The two armies met on the plains of Quipaypan, in the neighborhood of the Indian metropolis. Their numbers are stated with the usual discrepancy; but Atahuallpa's troops had considerably the advantage in discipline and experience, for many of Huascar's levies had been drawn hastily together from the surrounding country. Both fought, however, with the desperation of men who felt that every thing was at stake. It was no longer a contest for a province, but for the possession of an empire.
Atahuallpa's troops, flushed with recent success, fought with the confidence of those who relied on their superior prowess; while the loyal vassals of the Inca displayed all the self-devotion of men who held their own lives cheap in the service of their master.
The fight raged with the greatest obstinacy from sunrise to sunset; and the ground was covered with heaps of the dying and the dead, whose bones lay bleaching on the battle-field long after the conquest by the Spaniards. At length, fortune declared in favor of Atahuallpa; or rather, the usual result of superior discipline and military practice followed.
The ranks of the Inca were thrown into irretrievable disorder, and gave way in all directions. The conquerors followed close on the heels of the flying. Huascar himself, among the latter, endeavored to make his escape with about a thousand men who remained round his person. But the royal fugitive was discovered before he had left the field; his little party was enveloped by clouds of the enemy, and nearly every one of the devoted band perished in defence of their Inca. Huascar was made prisoner, and the victorious chiefs marched at once on his capital, which they occupied in the name of their sovereign.11These events occurred in the spring of 1532, a few months before the landing of the Spaniards. The tidings of the success of his arms and the capture of his unfortunate brother reached Atahuallpa at Caxamalca. He instantly gave orders that Huascar should be treated with the respect due to his rank, but that he should be removed to the strong fortress of Xauxa, and held there in strict confinement. His orders did not stop here,--if we are to receive the accounts of Garcilasso de la Vega, himself of the Inca race, and by his mother's side nephew of the great Huayna Capac.

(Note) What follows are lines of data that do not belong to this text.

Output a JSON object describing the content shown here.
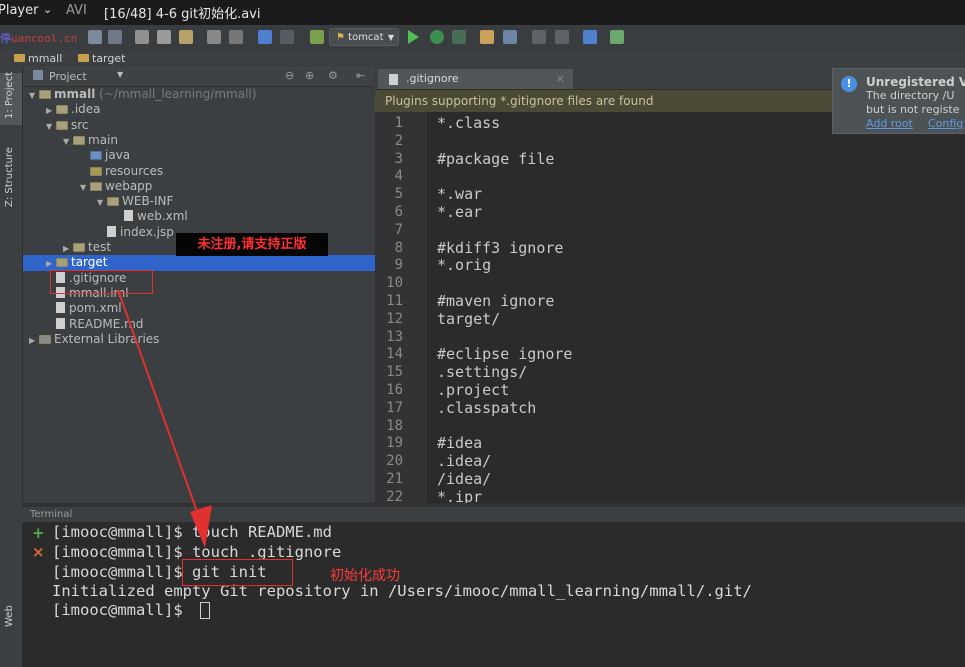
{
  "player": {
    "app": "Player",
    "dropdown_glyph": "⌄",
    "format": "AVI",
    "title": "[16/48] 4-6 git初始化.avi"
  },
  "watermark_site": "uancool.cn",
  "watermark_char": "停",
  "toolbar": {
    "run_config": "tomcat"
  },
  "navbar": {
    "items": [
      "mmall",
      "target"
    ]
  },
  "tool_windows": {
    "project": "1: Project",
    "structure": "Z: Structure",
    "web": "Web"
  },
  "project_panel": {
    "header": "Project",
    "tree": [
      {
        "label": "mmall",
        "note": "(~/mmall_learning/mmall)",
        "depth": 0,
        "arrow": "▼"
      },
      {
        "label": ".idea",
        "depth": 1,
        "arrow": "▶"
      },
      {
        "label": "src",
        "depth": 1,
        "arrow": "▼"
      },
      {
        "label": "main",
        "depth": 2,
        "arrow": "▼"
      },
      {
        "label": "java",
        "depth": 3,
        "arrow": ""
      },
      {
        "label": "resources",
        "depth": 3,
        "arrow": ""
      },
      {
        "label": "webapp",
        "depth": 3,
        "arrow": "▼"
      },
      {
        "label": "WEB-INF",
        "depth": 4,
        "arrow": "▼"
      },
      {
        "label": "web.xml",
        "depth": 5,
        "arrow": ""
      },
      {
        "label": "index.jsp",
        "depth": 4,
        "arrow": ""
      },
      {
        "label": "test",
        "depth": 2,
        "arrow": "▶"
      },
      {
        "label": "target",
        "depth": 1,
        "arrow": "▶"
      },
      {
        "label": ".gitignore",
        "depth": 1,
        "arrow": ""
      },
      {
        "label": "mmall.iml",
        "depth": 1,
        "arrow": ""
      },
      {
        "label": "pom.xml",
        "depth": 1,
        "arrow": ""
      },
      {
        "label": "README.md",
        "depth": 1,
        "arrow": ""
      },
      {
        "label": "External Libraries",
        "depth": 0,
        "arrow": "▶"
      }
    ]
  },
  "editor": {
    "tab": ".gitignore",
    "banner": "Plugins supporting *.gitignore files are found",
    "lines": [
      "*.class",
      "",
      "#package file",
      "",
      "*.war",
      "*.ear",
      "",
      "#kdiff3 ignore",
      "*.orig",
      "",
      "#maven ignore",
      "target/",
      "",
      "#eclipse ignore",
      ".settings/",
      ".project",
      ".classpatch",
      "",
      "#idea",
      ".idea/",
      "/idea/",
      "*.ipr"
    ]
  },
  "notification": {
    "title": "Unregistered V(",
    "line1": "The directory /U",
    "line2": "but is not registe",
    "link1": "Add root",
    "link2": "Config"
  },
  "overlay_banner": "未注册,请支持正版",
  "terminal": {
    "header": "Terminal",
    "lines": [
      "[imooc@mmall]$ touch README.md",
      "[imooc@mmall]$ touch .gitignore",
      "[imooc@mmall]$ git init",
      "Initialized empty Git repository in /Users/imooc/mmall_learning/mmall/.git/",
      "[imooc@mmall]$ "
    ],
    "add_symbol": "+",
    "close_symbol": "×"
  },
  "annotation": "初始化成功",
  "colors": {
    "selection": "#2f65ca",
    "annotation_red": "#e03030",
    "banner_bg": "#4b4a37"
  }
}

According to this authority, Atahuallpa invited the Inca nobles throughout the country to assemble at Cuzco in order to deliberate on the best means of partitioning the empire between him and his brother.
When they had met in the capital, they were surrounded by the soldiery of Quito, and butchered without mercy. The motive for this perfidious act was to exterminate the whole of the royal family, who might each one of them show a better title to the crown than the illegitimate Atahuallpa.